In its latest quarterly review, though, it reached out to an area of technology that has so far been reserved for financial technologists and speculators pushing libertarian philosophies. The bank’s paper on cryptocurrencies is a great explainer on how cryptocurrencies intersect with central banks, a topic that’s gaining currency as institutions from the Bank of England to the Monetary Authority of Singapore try to digitize cash using blockchain technology.

The BIS paper lays out the two main uses for a central bank-issued cryptocurrency: It could be a type of decentralized digital cash for consumers; or a tool to streamline settlements of transactions between financial institutions. The authors, Morten Linnemann Bech, from the bank’s committee on payments and market infrastructures, and Rodney Garratt, a professor of economics at the University of California, Santa Barbara, use a “money flower” schematic to disentangle the myriad terms that people throw around when they talk about digital currencies and payments.

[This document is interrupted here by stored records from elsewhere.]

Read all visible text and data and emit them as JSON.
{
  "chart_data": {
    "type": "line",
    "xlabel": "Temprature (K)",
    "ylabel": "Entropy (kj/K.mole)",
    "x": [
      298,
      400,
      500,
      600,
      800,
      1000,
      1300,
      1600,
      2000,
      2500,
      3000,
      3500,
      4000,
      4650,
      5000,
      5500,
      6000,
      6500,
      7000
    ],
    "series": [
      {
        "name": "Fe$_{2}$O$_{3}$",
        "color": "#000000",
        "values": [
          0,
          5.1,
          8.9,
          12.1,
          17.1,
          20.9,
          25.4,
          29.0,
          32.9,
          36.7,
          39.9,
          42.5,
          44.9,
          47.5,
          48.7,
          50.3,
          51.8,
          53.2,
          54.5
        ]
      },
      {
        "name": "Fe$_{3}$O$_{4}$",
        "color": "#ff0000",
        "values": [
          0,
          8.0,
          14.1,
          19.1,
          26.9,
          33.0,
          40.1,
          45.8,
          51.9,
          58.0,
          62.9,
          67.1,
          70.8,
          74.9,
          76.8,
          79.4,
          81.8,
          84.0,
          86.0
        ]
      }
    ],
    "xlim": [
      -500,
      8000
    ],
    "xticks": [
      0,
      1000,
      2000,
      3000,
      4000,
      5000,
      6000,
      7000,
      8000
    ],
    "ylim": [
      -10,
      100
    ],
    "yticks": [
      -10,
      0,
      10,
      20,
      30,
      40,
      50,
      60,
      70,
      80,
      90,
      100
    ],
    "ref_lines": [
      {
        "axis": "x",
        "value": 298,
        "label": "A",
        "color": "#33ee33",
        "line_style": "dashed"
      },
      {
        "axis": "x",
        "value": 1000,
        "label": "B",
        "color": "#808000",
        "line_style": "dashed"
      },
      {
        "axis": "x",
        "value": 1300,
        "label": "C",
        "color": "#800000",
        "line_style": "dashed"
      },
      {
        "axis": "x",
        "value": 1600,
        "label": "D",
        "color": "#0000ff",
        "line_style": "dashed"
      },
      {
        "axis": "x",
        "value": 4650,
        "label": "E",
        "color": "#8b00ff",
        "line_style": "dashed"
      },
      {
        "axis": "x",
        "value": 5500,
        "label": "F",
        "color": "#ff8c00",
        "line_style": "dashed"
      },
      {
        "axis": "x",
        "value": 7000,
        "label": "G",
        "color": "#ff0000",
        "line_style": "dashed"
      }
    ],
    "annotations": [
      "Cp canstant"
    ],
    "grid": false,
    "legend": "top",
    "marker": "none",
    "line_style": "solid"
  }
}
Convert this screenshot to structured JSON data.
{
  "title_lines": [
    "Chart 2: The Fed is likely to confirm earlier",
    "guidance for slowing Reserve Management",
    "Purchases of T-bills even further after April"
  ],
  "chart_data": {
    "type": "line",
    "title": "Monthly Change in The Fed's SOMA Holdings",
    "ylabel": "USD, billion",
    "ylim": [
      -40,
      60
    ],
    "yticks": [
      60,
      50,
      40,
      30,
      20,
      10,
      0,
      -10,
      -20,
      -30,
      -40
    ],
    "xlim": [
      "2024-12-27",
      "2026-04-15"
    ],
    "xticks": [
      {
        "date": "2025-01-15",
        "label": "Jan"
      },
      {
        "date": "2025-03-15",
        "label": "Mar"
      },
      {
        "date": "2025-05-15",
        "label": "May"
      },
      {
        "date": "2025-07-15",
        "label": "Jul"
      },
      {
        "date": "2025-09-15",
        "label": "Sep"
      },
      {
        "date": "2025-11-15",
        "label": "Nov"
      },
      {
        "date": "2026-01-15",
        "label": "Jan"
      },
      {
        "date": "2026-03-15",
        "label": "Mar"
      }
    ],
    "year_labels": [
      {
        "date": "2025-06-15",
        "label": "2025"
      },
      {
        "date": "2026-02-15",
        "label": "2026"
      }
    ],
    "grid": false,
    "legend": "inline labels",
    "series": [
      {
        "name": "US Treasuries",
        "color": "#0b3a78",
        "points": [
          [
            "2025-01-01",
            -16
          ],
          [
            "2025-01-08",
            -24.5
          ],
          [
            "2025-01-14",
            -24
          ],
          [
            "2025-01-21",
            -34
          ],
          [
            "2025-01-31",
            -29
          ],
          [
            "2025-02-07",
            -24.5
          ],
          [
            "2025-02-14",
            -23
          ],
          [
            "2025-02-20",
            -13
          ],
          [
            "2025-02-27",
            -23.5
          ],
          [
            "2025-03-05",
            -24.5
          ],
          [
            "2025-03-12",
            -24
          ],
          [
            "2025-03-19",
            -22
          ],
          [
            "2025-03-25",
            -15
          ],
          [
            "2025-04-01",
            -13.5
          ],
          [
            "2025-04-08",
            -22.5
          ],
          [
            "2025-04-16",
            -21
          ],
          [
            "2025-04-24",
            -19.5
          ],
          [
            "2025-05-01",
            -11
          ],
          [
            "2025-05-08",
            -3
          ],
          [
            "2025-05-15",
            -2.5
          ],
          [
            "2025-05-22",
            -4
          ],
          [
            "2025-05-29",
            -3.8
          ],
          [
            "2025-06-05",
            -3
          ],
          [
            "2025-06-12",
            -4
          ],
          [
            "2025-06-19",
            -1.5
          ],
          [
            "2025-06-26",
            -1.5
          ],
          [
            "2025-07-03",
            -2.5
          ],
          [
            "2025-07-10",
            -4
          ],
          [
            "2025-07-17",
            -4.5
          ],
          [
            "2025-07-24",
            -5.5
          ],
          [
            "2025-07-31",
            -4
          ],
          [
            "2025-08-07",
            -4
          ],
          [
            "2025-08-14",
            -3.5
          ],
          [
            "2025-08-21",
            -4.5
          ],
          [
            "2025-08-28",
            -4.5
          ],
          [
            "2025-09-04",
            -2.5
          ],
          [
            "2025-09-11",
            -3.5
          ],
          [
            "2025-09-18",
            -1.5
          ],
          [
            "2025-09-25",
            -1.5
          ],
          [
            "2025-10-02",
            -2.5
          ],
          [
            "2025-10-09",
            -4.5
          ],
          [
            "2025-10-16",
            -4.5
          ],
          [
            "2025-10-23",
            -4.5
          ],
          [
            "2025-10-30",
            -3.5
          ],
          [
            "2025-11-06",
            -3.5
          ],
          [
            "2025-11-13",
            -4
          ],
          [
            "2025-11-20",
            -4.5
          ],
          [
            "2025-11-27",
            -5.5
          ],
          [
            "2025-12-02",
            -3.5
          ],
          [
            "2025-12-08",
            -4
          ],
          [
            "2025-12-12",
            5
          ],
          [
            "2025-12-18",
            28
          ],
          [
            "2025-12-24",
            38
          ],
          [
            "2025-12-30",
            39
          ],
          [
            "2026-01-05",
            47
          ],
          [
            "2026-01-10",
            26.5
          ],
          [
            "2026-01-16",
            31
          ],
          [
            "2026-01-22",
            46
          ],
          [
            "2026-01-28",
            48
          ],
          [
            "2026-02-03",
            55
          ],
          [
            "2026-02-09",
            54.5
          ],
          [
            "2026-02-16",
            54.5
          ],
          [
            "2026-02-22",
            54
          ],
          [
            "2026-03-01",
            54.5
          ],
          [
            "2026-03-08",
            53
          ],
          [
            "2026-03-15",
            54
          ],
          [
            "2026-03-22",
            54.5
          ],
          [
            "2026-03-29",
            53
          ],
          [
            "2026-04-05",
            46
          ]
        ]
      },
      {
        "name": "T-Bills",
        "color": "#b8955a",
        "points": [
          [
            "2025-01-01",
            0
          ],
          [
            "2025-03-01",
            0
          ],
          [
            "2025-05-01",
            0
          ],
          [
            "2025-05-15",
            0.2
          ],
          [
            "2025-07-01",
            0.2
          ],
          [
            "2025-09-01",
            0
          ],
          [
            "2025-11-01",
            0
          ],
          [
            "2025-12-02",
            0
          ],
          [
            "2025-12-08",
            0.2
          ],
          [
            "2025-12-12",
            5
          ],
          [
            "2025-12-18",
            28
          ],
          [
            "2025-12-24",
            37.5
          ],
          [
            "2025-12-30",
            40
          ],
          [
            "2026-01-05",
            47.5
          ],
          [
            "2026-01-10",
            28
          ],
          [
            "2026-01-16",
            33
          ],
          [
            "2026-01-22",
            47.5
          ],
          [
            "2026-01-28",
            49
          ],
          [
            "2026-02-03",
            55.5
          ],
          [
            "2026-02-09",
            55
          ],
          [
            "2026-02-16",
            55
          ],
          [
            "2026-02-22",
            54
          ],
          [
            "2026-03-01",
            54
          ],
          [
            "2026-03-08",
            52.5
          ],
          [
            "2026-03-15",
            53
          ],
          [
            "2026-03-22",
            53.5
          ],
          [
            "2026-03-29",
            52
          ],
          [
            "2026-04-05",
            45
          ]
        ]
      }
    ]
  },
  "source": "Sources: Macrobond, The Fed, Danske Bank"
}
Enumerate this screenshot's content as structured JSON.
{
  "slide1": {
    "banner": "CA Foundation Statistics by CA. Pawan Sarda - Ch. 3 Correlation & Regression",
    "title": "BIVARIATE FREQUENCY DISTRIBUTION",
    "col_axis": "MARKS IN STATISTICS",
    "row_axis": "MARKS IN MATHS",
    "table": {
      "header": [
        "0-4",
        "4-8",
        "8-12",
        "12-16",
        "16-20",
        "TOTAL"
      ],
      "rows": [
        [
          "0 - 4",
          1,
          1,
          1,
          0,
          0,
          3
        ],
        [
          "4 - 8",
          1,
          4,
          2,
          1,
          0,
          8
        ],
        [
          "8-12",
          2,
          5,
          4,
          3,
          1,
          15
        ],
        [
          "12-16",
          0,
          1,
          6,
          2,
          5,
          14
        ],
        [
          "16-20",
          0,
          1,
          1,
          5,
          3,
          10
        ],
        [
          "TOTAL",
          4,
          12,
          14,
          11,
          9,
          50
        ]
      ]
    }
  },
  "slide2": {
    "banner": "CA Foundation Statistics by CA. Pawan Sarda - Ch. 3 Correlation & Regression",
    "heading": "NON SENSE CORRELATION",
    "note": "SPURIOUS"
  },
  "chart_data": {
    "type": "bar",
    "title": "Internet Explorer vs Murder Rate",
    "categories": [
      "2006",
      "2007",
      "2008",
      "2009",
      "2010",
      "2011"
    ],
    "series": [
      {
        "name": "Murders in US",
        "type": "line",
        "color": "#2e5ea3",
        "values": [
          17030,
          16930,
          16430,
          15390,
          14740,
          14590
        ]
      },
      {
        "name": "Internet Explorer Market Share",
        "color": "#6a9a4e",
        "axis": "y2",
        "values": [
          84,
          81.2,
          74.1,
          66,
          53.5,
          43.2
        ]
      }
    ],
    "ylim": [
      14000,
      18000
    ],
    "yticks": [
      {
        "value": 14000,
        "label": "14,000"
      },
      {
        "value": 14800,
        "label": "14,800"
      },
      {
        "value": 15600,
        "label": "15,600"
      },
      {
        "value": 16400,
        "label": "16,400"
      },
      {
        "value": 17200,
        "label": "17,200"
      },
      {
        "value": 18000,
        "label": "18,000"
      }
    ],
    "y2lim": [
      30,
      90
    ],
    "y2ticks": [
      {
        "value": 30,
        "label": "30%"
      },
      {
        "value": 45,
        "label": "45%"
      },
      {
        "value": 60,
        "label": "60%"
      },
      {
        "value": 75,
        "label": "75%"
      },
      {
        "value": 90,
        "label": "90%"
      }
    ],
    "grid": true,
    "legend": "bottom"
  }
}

The past, present, and future of money.
The past, present, and future of money.
Image: Bank for International Settlements

The BIS paper shows that a central bank-issued cryptocurrency could well be a way to digitize cash, while crucially preserving the privacy of users, which cash already does. If central banks issue digital cash this way, it would cut out commercial banks, who are currently intermediaries for consumers to obtain central bank-issued money.

This “retail” use of a central bank digital currency is particularly pressing in countries with rapidly falling cash usage, such as Sweden, the authors say. Central banks also have good reason to use a digital currency in the wonkier, “wholesale” context, where it’s used exclusively by other banks. This would upgrade payment systems that will soon be obsolete, and which depend on database designs that are “no longer fit for purpose,” the authors write.

In any case, central banks must reckon with digital currencies: ”All central banks may eventually have to decide whether issuing retail or wholesale [digital currencies] makes sense in their own context,” the authors write.